3 Reasons Why Japan’s Youth Go Alcohol-Free
Alcohol use has been declining among Japan’s youth who are increasingly preferring alcohol-free lifestyles.
According to data from Suntory Holdings – a Big Alcohol giant worldwide – in 2019 reported in the Nikkei Marketing Journal, the market for nonalcohol and low-alcohol beverages such as beer and chūhai (cocktails made with neutral grain spirits and mixers) had quadrupled over the previous decade to 22.65 million.
Japanese people and specially youth are consuming non-alcohol or low alcohol beverages not simply as a substitute anymore, but because they like and choose this lifestyle.
When exploring reasons for this change, it can be noted that this is a global trend. According to Data from Health Survey for England every generation has consumed alcohol less regularly than the previous generation. And as Movendi International has reported, the alcohol-free and sober curious movement is being driven by the more health conscious millennial generation around the globe. What’s better is the generation after or the Gen Z is consuming less alcohol than all previous generations.
In a study by Ipsos titled “Global Views on Vices” respondents were asked to agree or disagree with how things will be ten years into the future. In this study, Japanese participants ranked lowest for the following statements:
- “The variety of beer, wine and liquor available to consumers will be greater than today” – 27%.
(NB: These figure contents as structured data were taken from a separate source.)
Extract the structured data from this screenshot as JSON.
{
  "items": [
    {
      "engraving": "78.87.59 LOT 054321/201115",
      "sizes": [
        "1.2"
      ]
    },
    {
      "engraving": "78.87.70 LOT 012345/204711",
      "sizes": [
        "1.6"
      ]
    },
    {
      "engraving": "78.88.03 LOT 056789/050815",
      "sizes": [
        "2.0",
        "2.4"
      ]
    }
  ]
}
- “Consumption of beer, wine and liquor will be higher than today” – 10%.
A 2016 survey on alcohol consumption by the Ministry of Health, Welfare and Labor found the largest demographic for alcohol consumption was men in the 50-59 age group, of whom 46.1% said they regularly consumed alcohol. The percentage declined with each age segment thereafter with only 10.9% in the 20 to 29 age category consuming alcohol regularly.
Waseda University professor Kenji Hashimoto said one reason for this is to do with personal economy. There’s an increasing number of nonregular company staff employed by worker dispatch firms or as part timers. These individuals have lower pay and benefits and they may prefer to cut the costs of alcohol.
Another reason is they are not a part of the harmful alcohol norm in Japanese work culture.
However, as Movendi International reported, the harmful alcohol norm at work of “Nomikai” is also seeing a change. As the working culture changes, pressurizing employees to consume alcohol is increasingly being seen as harassment.
For Japanese people over 35 and specially much older people of around 70 years the alcohol norms are still pervasive. Yet, the trend among youth for declining alcohol consumption and switching to the sober curious and alcohol-free lifestyle paints a positive picture for the future in a country with pervasive alcohol norm.
Better alcohol control policy measures in the country can ensure that this trend is sustained and supported. Reducing alcohol availability, increasing alcohol affordability and eliminating alcohol promotions would speed up the change of the current alcohol norm and would prevent and reduce alcohol harm – especially among older generations where the alcohol norm is still unaffected.